Comments placed next to instructions describe specific steps, they're placed after 29th character in the line (assuming 2 char wide tabs). They begin with an uppercase letter, unless they're a continuation of a previous comment.

### Routines

Generally all labels are preceded by blank lines, but this rule can be ignored if the programmer wants to make it clear the code under the label can be entered directly (not just by jumps), which is handy in some cases.

If the routine uses branching instructions, the `.return` label is often used to mark the place where variables are deallocated and original registers are restored, but if the routine has a different return procedure on failure, the labels `.error` or `.success` can also be used.

Routines should not change any of the values not mentioned in their side effect, but they're never expected to save any of the flag bits. They quite often set carry flag to communicate an error or a positive effect of a logical test (like in `string_char_isdigit`). The zero flag is often modified by routines testing some structures for equality.

Local variables can only be kept in registers and stack allocated areas. Keeping variable values in a reserved hard-coded space is not accepted, but the exceptions are:

1. Main kernel routine
2. External (especially small) programs

The restriction does not apply if the value is constant, like a version number, or an error message.

To allocate variables on the stack, first calculate an offset of each variable, and declare them as local constants in the routine, just like in the `ui_write_int` routine shown above.
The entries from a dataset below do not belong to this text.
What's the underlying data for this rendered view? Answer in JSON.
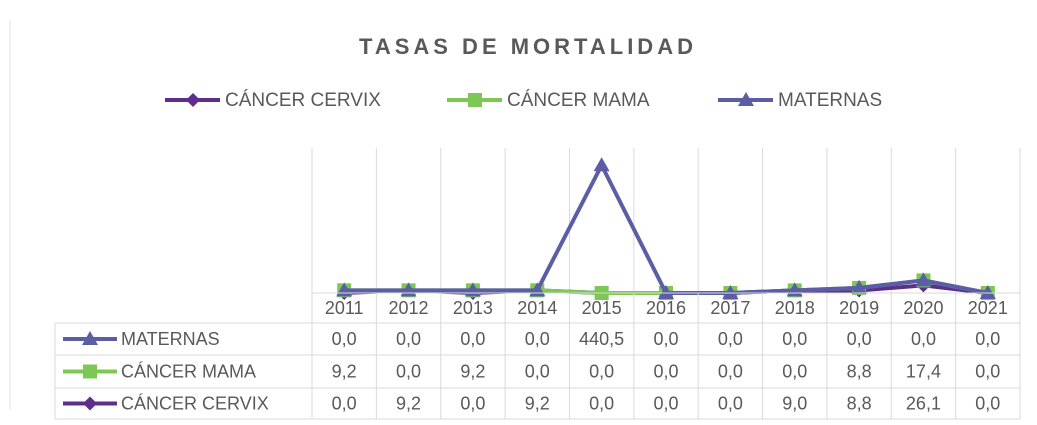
{
  "chart_data": {
    "type": "line",
    "stacked": true,
    "title": "TASAS DE MORTALIDAD",
    "categories": [
      "2011",
      "2012",
      "2013",
      "2014",
      "2015",
      "2016",
      "2017",
      "2018",
      "2019",
      "2020",
      "2021"
    ],
    "ylim": [
      0,
      500
    ],
    "grid": true,
    "series": [
      {
        "name": "CÁNCER CERVIX",
        "color": "#5d2e8c",
        "marker": "diamond",
        "values": [
          0,
          9.2,
          0,
          9.2,
          0,
          0,
          0,
          9.0,
          8.8,
          26.1,
          0
        ],
        "value_labels": [
          "0,0",
          "9,2",
          "0,0",
          "9,2",
          "0,0",
          "0,0",
          "0,0",
          "9,0",
          "8,8",
          "26,1",
          "0,0"
        ]
      },
      {
        "name": "CÁNCER MAMA",
        "color": "#7dc855",
        "marker": "square",
        "values": [
          9.2,
          0,
          9.2,
          0,
          0,
          0,
          0,
          0,
          8.8,
          17.4,
          0
        ],
        "value_labels": [
          "9,2",
          "0,0",
          "9,2",
          "0,0",
          "0,0",
          "0,0",
          "0,0",
          "0,0",
          "8,8",
          "17,4",
          "0,0"
        ]
      },
      {
        "name": "MATERNAS",
        "color": "#5b5ea6",
        "marker": "triangle",
        "values": [
          0,
          0,
          0,
          0,
          440.5,
          0,
          0,
          0,
          0,
          0,
          0
        ],
        "value_labels": [
          "0,0",
          "0,0",
          "0,0",
          "0,0",
          "440,5",
          "0,0",
          "0,0",
          "0,0",
          "0,0",
          "0,0",
          "0,0"
        ]
      }
    ]
  }
}
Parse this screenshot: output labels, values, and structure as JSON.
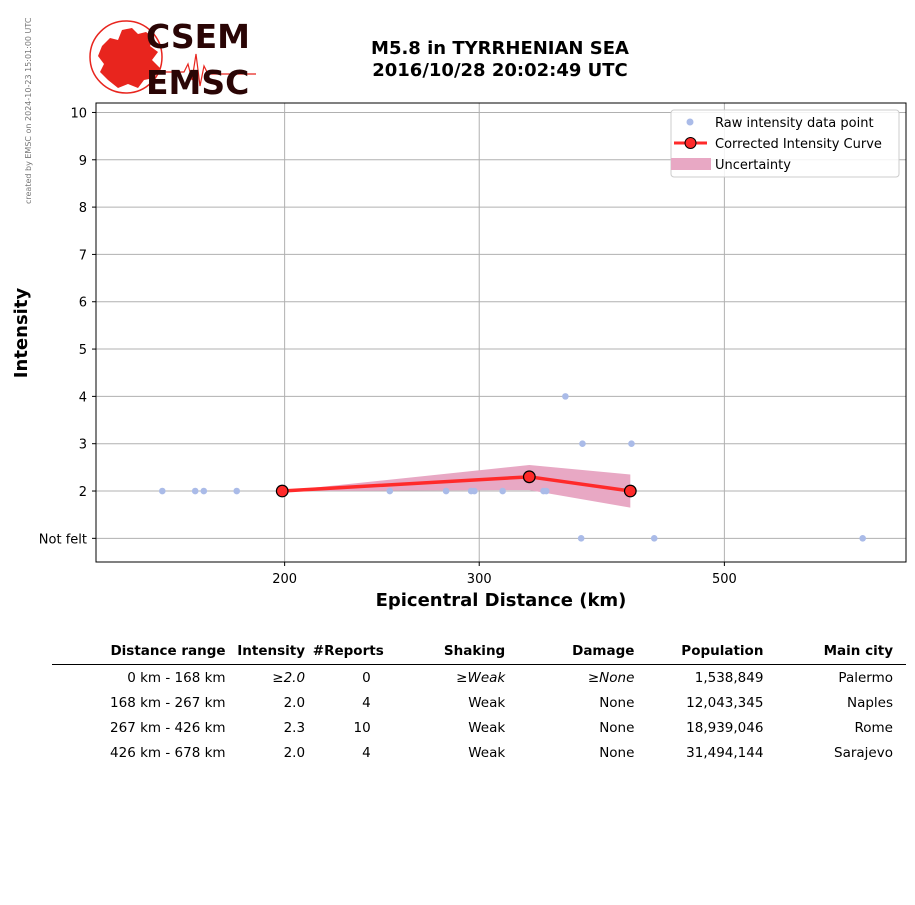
{
  "watermark": "created by EMSC on 2024-10-23 15:01:00 UTC",
  "logo": {
    "top_text": "CSEM",
    "bottom_text": "EMSC"
  },
  "header": {
    "line1": "M5.8 in TYRRHENIAN SEA",
    "line2": "2016/10/28 20:02:49 UTC"
  },
  "colors": {
    "raw_points": "#aabbe8",
    "curve": "#ff2a2a",
    "uncertainty": "#e8a8c4",
    "logo_red": "#e8251e",
    "logo_dark": "#2a0505"
  },
  "chart_data": {
    "type": "scatter",
    "x_scale": "log",
    "xlabel": "Epicentral Distance (km)",
    "ylabel": "Intensity",
    "xlim": [
      135,
      730
    ],
    "ylim": [
      0.5,
      10.2
    ],
    "xticks": [
      200,
      300,
      500
    ],
    "yticks": [
      {
        "value": 1,
        "label": "Not felt"
      },
      {
        "value": 2,
        "label": "2"
      },
      {
        "value": 3,
        "label": "3"
      },
      {
        "value": 4,
        "label": "4"
      },
      {
        "value": 5,
        "label": "5"
      },
      {
        "value": 6,
        "label": "6"
      },
      {
        "value": 7,
        "label": "7"
      },
      {
        "value": 8,
        "label": "8"
      },
      {
        "value": 9,
        "label": "9"
      },
      {
        "value": 10,
        "label": "10"
      }
    ],
    "grid": true,
    "legend_position": "top-right",
    "series": [
      {
        "name": "Raw intensity data point",
        "kind": "scatter",
        "points": [
          [
            155,
            2
          ],
          [
            166,
            2
          ],
          [
            169,
            2
          ],
          [
            181,
            2
          ],
          [
            249,
            2
          ],
          [
            280,
            2
          ],
          [
            295,
            2
          ],
          [
            297,
            2
          ],
          [
            315,
            2
          ],
          [
            343,
            2
          ],
          [
            345,
            2
          ],
          [
            359,
            4
          ],
          [
            372,
            3
          ],
          [
            371,
            1
          ],
          [
            412,
            3
          ],
          [
            432,
            1
          ],
          [
            667,
            1
          ]
        ]
      },
      {
        "name": "Corrected Intensity Curve",
        "kind": "line",
        "points": [
          [
            199,
            2.0
          ],
          [
            333,
            2.3
          ],
          [
            411,
            2.0
          ]
        ]
      },
      {
        "name": "Uncertainty",
        "kind": "band",
        "lower": [
          [
            199,
            2.0
          ],
          [
            333,
            2.02
          ],
          [
            411,
            1.65
          ]
        ],
        "upper": [
          [
            199,
            2.0
          ],
          [
            333,
            2.55
          ],
          [
            411,
            2.35
          ]
        ]
      }
    ]
  },
  "table": {
    "headers": [
      "Distance range",
      "Intensity",
      "#Reports",
      "Shaking",
      "Damage",
      "Population",
      "Main city"
    ],
    "rows": [
      {
        "range": "0 km -  168 km",
        "intensity": "≥2.0",
        "reports": "0",
        "shaking": "≥Weak",
        "damage": "≥None",
        "population": "1,538,849",
        "city": "Palermo",
        "italic": true
      },
      {
        "range": "168 km -  267 km",
        "intensity": "2.0",
        "reports": "4",
        "shaking": "Weak",
        "damage": "None",
        "population": "12,043,345",
        "city": "Naples",
        "italic": false
      },
      {
        "range": "267 km -  426 km",
        "intensity": "2.3",
        "reports": "10",
        "shaking": "Weak",
        "damage": "None",
        "population": "18,939,046",
        "city": "Rome",
        "italic": false
      },
      {
        "range": "426 km -  678 km",
        "intensity": "2.0",
        "reports": "4",
        "shaking": "Weak",
        "damage": "None",
        "population": "31,494,144",
        "city": "Sarajevo",
        "italic": false
      }
    ]
  }
}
You're also expected to add a `.size` constant expressing the total size of all local variables, like here:

```
.size equ 7
.string equ 0
```

To actually allocate the variables, first push on the stack all the registers that require it, then subtract `.size` from the stack pointer (`sp`) and save its value in the base pointer register (`bp`):

```
sub sp, .size
mov bp, sp ; Allocate local variables
```

To deallocate variables, simply add `.size` to the stack pointer _before_ you pop the original register values. _Beware_ though, as the ADD instruction may affect the carry flag, it means if you want to leave the carry set or unset you have to do it _after_ deallocation.
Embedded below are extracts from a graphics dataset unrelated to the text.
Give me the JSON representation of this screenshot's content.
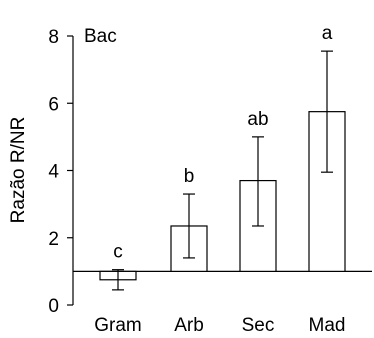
{
  "chart_data": {
    "type": "bar",
    "panel_label": "Bac",
    "ylabel": "Razão R/NR",
    "xlabel": "",
    "categories": [
      "Gram",
      "Arb",
      "Sec",
      "Mad"
    ],
    "values": [
      0.75,
      2.35,
      3.7,
      5.75
    ],
    "error_low": [
      0.45,
      1.4,
      2.35,
      3.95
    ],
    "error_high": [
      1.05,
      3.3,
      5.0,
      7.55
    ],
    "group_letters": [
      "c",
      "b",
      "ab",
      "a"
    ],
    "reference_line": 1,
    "ylim": [
      0,
      8
    ],
    "yticks": [
      0,
      2,
      4,
      6,
      8
    ],
    "grid": false,
    "legend": "none",
    "colors": {
      "bar_fill": "#ffffff",
      "stroke": "#000000"
    }
  }
}
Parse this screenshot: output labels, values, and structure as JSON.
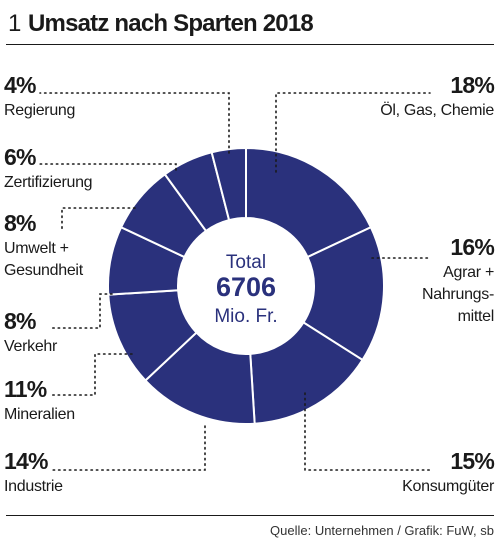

If you want to use the flag to communicate a success or a failure, both the deallocation and carry modification should be done separately in `.success` and `.error` branches.

### Data structures

Labels and local labels are abused in order to create data structures. They're defined similarly to stack variables in routines, for instance:

```
bintree:
.size equ 6

.value equ 0
.left equ 2
.right equ 4
```

Where `.value`, `.left` and `.right` are field offsets expressed in bytes, and `.size` is a constant describing the size of the whole structure.

Assuming the structure is pointed by the `bx` register, its fields can be accessed in the following manner:

```
mov bx, [bx+bintree.left] ; Search in the left child
```

### Writing an external program

Every userspace program should start with the 3 directives shown below, after them the user can feel free to write a regular assembly program using system calls referred by the _user.inc_ file.

```
bits 16
org 5000h

%include "user.inc"
```

Every program should also terminate by a `ret` instruction used in its main routine, like in the full example here:

```
bits 16
org 5000h

%include "user.inc"

main:
mov si, .string
call ui_write_string

ret

.string db `hello, world\n`, 0
```

To compile a program and add it to a floppy image, please lookup the way it is done with _calc.asm_ in the script _build.bat_.